Jennifer Levi, an attorney with GLAD Law who worked on lawsuits against the first ban and is also behind the new one, said that “what we know and understand from the first round of this is that an abrupt change in military policy that isn’t rooted in military interests undermines the safety and security of the country.”

“That is really the analysis from the courts from the first round, and it’s also, you know, a principle well established in the equality guarantees of the Constitution,” she added.

All roads lead to the Supreme Court

Both Levi and Minter told CNN that they believe lawsuits targeting the new ban will be aided in part by the landmark 2020 Supreme Court case called Bostock v. Clayton County. In that matter, the majority, led by conservative Justice Neil Gorsuch, ruled that federal law prohibiting sex-based discrimination in the workplace applies to gay and transgender workers since such action “necessarily” happens because of that person’s sex.

In the years since Bostock was handed down, LGBTQ rights advocates have tried to convince federal courts to apply the reasoning in that case to disputes concerning health care, education, housing and other facets of life.

Bostock is important for a lot of reasons because it makes it clear that if you target transgender people that that is sex-based discrimination, and therefore heighted scrutiny applies,” Levi said, referring to a level of judicial review that requires government defendants to show that a particular action furthers an important government interest and that the action achieves that goal in a way that is “substantially related” to that interest.

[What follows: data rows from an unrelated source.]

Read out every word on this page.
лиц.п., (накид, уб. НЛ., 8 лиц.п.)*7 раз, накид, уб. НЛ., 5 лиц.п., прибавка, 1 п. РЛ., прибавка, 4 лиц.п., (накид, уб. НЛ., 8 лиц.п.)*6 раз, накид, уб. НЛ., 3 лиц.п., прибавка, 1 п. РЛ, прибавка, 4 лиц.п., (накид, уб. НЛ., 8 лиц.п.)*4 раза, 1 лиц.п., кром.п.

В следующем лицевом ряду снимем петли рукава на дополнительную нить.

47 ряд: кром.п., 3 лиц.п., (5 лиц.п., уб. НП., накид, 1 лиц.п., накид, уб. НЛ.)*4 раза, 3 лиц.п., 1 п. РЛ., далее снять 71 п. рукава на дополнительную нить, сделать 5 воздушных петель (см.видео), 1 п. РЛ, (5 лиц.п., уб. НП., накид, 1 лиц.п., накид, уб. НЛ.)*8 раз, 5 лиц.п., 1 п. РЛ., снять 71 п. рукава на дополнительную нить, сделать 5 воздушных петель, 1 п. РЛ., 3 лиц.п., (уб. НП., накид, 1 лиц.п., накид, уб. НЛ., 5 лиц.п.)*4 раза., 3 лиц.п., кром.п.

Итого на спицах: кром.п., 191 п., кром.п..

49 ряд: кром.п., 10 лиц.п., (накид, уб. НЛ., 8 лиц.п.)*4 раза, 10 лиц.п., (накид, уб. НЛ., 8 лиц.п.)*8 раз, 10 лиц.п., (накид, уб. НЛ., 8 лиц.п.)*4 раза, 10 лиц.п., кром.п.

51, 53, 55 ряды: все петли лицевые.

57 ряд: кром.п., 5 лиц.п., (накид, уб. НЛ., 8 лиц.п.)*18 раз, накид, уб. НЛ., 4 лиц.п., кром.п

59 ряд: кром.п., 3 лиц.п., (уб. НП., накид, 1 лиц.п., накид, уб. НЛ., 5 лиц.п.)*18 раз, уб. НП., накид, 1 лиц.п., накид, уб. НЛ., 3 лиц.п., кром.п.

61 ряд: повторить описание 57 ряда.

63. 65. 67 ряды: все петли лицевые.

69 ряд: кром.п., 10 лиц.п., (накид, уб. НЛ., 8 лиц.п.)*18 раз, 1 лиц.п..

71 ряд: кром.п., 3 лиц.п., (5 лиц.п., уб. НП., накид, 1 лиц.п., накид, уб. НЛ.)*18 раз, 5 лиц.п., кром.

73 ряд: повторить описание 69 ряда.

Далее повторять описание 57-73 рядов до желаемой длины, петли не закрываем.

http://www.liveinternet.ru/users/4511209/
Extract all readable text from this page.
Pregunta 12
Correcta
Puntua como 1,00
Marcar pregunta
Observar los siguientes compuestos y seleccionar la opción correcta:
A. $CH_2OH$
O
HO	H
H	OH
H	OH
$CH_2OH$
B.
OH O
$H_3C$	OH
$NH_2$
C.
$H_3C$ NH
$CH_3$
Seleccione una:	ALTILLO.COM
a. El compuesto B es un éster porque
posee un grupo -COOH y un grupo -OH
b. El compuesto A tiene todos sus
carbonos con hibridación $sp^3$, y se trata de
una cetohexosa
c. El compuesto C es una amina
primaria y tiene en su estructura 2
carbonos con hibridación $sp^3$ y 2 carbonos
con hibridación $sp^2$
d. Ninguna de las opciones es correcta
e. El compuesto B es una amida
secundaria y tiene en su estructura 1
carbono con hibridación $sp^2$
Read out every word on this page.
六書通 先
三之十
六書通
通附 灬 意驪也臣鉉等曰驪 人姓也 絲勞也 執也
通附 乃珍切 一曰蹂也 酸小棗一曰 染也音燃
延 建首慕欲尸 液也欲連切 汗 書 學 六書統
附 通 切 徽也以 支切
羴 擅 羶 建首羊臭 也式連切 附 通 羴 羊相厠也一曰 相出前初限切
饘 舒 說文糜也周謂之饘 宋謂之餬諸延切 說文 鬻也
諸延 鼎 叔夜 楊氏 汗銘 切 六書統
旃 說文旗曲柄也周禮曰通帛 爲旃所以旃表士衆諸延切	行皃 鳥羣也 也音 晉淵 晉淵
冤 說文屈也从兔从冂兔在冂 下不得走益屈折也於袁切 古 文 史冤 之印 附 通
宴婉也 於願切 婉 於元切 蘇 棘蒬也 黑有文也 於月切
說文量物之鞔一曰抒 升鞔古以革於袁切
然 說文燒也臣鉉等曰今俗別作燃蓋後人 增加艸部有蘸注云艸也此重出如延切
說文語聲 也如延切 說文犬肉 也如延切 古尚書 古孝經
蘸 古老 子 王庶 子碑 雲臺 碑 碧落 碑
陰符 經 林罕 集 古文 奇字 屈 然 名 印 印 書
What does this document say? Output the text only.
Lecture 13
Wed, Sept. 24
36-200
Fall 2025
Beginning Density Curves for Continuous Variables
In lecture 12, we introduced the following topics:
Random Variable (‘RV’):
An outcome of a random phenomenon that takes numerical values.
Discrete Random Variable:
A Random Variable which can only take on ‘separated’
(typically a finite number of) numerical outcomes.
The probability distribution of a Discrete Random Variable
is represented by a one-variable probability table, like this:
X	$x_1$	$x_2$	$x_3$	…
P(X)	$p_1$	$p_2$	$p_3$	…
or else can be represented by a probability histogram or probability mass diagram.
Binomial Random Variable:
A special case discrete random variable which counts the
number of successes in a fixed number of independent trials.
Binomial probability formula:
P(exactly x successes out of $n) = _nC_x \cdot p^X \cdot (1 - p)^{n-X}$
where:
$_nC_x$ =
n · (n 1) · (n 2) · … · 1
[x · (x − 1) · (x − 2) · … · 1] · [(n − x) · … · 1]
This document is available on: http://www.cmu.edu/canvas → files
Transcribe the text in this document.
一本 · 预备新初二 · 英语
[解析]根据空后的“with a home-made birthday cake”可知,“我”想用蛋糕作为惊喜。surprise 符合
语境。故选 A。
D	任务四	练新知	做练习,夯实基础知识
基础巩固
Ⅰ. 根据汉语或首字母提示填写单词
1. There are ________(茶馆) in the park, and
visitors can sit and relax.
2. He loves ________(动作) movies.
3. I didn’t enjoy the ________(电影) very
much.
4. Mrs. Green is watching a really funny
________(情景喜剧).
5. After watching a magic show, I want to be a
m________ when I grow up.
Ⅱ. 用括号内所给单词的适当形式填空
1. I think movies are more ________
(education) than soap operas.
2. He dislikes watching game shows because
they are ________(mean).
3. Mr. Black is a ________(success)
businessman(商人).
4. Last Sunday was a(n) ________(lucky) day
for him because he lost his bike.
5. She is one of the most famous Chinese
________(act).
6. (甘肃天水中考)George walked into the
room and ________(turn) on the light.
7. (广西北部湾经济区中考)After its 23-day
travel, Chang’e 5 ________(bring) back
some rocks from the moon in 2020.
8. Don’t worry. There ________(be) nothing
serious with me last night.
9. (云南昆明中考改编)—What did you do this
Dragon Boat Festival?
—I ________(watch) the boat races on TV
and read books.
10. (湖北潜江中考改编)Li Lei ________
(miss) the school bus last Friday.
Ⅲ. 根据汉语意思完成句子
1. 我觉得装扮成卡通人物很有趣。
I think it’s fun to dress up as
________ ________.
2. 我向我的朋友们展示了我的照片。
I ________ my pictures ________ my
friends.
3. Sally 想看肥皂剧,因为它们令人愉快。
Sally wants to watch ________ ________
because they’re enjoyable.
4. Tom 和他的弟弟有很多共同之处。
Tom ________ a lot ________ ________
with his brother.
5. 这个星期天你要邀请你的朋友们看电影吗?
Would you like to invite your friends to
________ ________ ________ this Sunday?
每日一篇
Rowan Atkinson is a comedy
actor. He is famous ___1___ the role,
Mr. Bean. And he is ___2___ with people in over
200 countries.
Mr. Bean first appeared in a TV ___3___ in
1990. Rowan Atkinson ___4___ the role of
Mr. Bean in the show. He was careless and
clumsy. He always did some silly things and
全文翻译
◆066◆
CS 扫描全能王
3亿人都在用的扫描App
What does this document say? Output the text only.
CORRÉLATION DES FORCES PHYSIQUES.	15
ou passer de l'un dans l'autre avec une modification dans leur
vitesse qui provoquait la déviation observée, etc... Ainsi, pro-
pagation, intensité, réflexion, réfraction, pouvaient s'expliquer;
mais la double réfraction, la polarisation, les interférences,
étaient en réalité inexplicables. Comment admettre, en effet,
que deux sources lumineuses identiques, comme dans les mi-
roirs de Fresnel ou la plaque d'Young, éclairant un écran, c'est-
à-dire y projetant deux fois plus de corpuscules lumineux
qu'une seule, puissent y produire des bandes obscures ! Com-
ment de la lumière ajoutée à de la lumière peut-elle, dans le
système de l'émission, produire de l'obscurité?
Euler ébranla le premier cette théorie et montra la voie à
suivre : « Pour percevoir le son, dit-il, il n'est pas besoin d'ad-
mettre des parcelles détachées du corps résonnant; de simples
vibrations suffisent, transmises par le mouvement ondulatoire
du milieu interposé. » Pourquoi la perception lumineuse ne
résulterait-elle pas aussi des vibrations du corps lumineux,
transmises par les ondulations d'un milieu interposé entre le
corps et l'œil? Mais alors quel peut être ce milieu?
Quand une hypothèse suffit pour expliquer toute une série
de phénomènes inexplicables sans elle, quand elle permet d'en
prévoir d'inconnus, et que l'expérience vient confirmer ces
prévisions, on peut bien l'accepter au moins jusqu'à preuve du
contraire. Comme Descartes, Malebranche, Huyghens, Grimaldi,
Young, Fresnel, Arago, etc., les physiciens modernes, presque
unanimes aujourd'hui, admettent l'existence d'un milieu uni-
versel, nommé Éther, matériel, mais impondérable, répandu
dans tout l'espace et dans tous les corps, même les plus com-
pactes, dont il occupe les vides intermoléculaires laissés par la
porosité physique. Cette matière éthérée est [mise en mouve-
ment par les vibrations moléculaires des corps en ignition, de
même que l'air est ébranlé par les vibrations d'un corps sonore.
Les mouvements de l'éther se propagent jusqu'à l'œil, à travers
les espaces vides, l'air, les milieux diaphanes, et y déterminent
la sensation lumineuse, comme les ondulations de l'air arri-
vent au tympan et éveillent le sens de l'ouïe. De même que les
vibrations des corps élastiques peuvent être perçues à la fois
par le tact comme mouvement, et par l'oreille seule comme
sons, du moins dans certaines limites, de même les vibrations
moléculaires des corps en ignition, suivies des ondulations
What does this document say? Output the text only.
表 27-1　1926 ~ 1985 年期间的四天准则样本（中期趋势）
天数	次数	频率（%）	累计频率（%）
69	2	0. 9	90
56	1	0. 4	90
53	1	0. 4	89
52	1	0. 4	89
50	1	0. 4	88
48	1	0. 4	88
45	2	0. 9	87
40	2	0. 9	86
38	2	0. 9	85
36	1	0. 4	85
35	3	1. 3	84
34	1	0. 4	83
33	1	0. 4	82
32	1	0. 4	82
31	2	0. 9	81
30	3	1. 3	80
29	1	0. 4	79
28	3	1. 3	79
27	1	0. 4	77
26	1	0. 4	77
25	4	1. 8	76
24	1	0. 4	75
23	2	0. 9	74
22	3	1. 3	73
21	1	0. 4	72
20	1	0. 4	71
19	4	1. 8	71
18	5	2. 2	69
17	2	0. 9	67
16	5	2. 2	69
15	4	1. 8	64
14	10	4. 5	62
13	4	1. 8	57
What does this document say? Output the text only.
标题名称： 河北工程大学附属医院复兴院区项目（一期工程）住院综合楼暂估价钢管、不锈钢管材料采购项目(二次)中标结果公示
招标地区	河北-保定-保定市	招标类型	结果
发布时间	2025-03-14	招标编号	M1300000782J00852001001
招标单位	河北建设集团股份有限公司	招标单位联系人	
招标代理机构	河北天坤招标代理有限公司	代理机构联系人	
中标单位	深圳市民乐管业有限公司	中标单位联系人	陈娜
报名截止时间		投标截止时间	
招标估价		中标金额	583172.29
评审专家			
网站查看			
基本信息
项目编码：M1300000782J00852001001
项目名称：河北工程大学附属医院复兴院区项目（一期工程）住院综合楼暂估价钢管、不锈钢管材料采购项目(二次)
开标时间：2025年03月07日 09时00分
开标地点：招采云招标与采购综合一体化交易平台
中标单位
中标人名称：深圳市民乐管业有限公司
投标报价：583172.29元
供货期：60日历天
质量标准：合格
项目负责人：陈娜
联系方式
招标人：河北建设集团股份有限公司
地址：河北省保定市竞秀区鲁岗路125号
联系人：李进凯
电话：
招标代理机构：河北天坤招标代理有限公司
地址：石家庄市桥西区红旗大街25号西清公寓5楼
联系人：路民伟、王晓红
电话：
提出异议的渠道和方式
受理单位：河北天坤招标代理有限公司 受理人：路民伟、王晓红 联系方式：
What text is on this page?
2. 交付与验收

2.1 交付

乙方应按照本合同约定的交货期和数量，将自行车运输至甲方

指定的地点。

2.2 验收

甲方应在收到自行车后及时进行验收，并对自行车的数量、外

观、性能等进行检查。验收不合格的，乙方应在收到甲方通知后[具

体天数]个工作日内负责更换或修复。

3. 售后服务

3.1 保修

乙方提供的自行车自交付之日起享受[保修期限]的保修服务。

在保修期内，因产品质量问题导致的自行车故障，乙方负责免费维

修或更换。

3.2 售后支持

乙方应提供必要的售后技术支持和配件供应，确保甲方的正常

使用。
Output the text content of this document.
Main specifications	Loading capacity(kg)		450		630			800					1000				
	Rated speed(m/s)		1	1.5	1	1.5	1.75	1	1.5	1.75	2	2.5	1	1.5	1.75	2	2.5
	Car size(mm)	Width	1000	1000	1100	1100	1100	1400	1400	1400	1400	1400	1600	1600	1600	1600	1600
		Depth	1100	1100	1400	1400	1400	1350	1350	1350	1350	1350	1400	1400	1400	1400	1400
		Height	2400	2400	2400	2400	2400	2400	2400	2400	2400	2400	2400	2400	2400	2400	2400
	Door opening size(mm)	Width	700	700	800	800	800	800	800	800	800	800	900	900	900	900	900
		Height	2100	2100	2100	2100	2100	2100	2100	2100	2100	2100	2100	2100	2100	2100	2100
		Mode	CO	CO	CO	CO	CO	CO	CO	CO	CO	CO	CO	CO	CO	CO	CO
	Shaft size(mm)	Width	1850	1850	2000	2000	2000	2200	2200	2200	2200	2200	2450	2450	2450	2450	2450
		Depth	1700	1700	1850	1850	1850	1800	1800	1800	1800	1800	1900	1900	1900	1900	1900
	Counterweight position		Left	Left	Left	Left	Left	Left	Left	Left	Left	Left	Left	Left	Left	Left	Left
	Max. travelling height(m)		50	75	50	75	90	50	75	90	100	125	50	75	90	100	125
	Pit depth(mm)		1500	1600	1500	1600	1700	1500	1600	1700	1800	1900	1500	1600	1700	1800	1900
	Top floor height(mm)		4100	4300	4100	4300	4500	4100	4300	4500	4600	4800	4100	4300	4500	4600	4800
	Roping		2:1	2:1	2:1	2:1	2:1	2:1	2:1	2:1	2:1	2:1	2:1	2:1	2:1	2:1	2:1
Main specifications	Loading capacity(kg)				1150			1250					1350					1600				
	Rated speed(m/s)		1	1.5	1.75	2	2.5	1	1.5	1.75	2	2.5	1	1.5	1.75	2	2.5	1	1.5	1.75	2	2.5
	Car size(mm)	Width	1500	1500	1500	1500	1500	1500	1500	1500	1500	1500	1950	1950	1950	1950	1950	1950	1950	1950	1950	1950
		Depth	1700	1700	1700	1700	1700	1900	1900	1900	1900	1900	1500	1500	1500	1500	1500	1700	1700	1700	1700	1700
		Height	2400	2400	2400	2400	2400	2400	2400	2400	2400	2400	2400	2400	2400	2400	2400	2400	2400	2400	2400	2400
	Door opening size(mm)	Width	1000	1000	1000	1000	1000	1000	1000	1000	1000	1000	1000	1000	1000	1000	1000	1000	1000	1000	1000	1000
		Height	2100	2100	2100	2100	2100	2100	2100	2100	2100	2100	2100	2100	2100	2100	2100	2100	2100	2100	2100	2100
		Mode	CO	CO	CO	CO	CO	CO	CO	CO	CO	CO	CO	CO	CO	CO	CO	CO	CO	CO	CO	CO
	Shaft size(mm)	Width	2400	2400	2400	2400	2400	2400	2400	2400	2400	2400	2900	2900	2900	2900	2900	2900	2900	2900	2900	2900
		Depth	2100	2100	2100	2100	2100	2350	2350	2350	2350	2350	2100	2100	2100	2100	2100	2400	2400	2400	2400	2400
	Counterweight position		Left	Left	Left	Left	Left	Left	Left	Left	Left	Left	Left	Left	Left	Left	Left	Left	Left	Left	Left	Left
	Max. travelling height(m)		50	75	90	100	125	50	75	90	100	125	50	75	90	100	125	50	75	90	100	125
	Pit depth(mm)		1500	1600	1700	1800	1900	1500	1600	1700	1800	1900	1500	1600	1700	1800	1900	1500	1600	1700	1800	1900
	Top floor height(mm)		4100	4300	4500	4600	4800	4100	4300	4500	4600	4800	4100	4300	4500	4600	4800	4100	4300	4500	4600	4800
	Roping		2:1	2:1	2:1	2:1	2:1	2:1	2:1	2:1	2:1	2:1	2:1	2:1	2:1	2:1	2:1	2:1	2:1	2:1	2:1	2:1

One hurdle the anti-ban litigants could face this time around is securing a nationwide injunction. Some judges have been wary in recent years of issuing such relief in cases challenging policies from the federal government, especially when the jurist is ideologically aligned with the party in power.

But even if some of the challenges result in preliminary injunctions, it’s likely that the Supreme Court would step in again on the part of the administration, said Steve Vladeck, CNN Supreme Court analyst and professor at Georgetown University Law Center.

“I don’t know that anything has happened since then that would make the Supreme Court less likely to do that again,” he said.

When then-Solicitor General Noel Francisco pressed the court to intervene in the matter in late 2018 so that the administration could enforce the ban, he leaned in to the idea that the military should have the ability to enforce its preferred policy even as it was being scrutinized by courts.

Without ruling for the administration, Francisco argued, “the nationwide injunction would thus remain in place for at least another year and likely well into 2020 – a period too long for the military to be forced to maintain a policy that it has determined, in its professional judgment, to be contrary to the Nation’s interests.”

Weeks later, the high court granted Francisco’s request, and the military was free to enforce the ban until Trump left office two years later.

Vladeck said that argument could be persuasive again given the fact that “courts have generally given the military more of a right to discriminate than other government actors.”

“It’s hard to predict how this ends, but it would be a real surprise to me if it ends with some kind of definitive Supreme Court ruling striking down the ban,” Vladeck said. “Short of that, there are lots of other possible permutations.”

This story has been updated with additional developments.